There are several values of a, b, c, and d that satisfy statement 1. Here are two:
Case a: a = -1, b = 1, c = 2 and d = 3. In this case, abcd = (-1)(1)(2)(3) = -6. So, the answer to the target question is YES, the product abcd is negative
Case b: a = -2, b = -1, c = 2 and d = 3. In this case, abcd = (-2)(-1)(2)(3) = 12. So, the answer to the target question is NO, the product abcd is not negative
Since we cannot answer the target question with certainty, statement 1 is NOT SUFFICIENT
Aside: For more on this idea of testing values when a statement doesn't feel sufficient, read my article: https://www.gmatprepnow.com/articles/dat ... lug-values
Statement 2: ad > 0
Since there's no information about b and c, there's no way to determine whether the product abcd is negative
Since we cannot answer the target question with certainty, statement 2 is NOT SUFFICIENT
Statements 1 and 2 combined
Statement 2 tells us that ad > 0
This means that EITHER a and d are both negative OR a and d are both positive.
Let's examine each case separately...
Case a: a and d are both negative.

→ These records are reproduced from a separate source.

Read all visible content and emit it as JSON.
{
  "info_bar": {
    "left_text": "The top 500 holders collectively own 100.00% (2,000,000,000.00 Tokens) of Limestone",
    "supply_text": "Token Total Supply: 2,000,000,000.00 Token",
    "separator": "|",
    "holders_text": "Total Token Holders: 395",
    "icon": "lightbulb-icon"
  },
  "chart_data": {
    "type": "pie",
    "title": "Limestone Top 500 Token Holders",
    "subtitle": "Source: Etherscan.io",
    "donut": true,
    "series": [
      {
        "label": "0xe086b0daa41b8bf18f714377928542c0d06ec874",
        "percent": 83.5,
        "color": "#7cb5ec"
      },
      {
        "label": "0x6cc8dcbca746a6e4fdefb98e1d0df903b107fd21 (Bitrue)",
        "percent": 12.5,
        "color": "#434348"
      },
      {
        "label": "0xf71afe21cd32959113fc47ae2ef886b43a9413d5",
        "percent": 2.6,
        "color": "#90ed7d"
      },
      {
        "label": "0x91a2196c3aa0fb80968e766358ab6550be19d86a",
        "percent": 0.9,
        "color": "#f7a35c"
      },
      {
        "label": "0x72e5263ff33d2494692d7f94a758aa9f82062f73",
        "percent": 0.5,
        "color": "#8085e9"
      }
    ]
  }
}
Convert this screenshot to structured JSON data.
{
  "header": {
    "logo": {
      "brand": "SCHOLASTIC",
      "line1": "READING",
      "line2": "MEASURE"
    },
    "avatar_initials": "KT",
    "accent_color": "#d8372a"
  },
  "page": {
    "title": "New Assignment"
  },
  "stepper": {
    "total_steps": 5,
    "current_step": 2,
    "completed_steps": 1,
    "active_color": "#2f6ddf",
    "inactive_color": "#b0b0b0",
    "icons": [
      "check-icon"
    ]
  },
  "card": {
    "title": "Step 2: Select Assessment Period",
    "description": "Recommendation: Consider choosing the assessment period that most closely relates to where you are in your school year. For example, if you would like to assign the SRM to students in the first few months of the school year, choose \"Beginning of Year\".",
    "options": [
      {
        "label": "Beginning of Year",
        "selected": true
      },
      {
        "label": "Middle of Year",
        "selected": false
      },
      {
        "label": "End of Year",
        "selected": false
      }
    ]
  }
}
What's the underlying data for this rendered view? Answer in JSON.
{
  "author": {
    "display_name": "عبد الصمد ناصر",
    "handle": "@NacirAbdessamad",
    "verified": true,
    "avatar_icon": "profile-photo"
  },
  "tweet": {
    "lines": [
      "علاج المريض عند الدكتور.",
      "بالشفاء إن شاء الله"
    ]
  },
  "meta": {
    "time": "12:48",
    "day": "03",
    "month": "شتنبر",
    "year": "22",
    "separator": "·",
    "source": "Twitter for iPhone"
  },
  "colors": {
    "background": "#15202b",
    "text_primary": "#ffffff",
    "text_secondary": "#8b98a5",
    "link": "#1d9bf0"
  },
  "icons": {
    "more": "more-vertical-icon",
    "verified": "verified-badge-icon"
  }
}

We also know that a < b < c < d. We can see that d is the greatest value. So, if d is negative, then a, b and c are also negative.
So, the product abcd = (NEGATIVE)(NEGATIVE)(NEGATIVE)(NEGATIVE) = POSITIVE. So, in this case, the answer to the target question is YES, the product abcd is negative
Case b: a and d are both positive. We also know that a < b < c < d. We can see that a is the least value. So, if a is positive, then b, c and d are also positive.
So, the product abcd = (POSITIVE)(POSITIVE)(POSITIVE)(POSITIVE) = POSITIVE. So, in this case, the answer to the target question is YES, the product abcd is negative
There are only two possible cases (above), and in each case the answer to the target question is the same: YES, the product abcd is negative
Since we can answer the target question with certainty, the combined statements are SUFFICIENT
Answer: C
Cheers,
Brent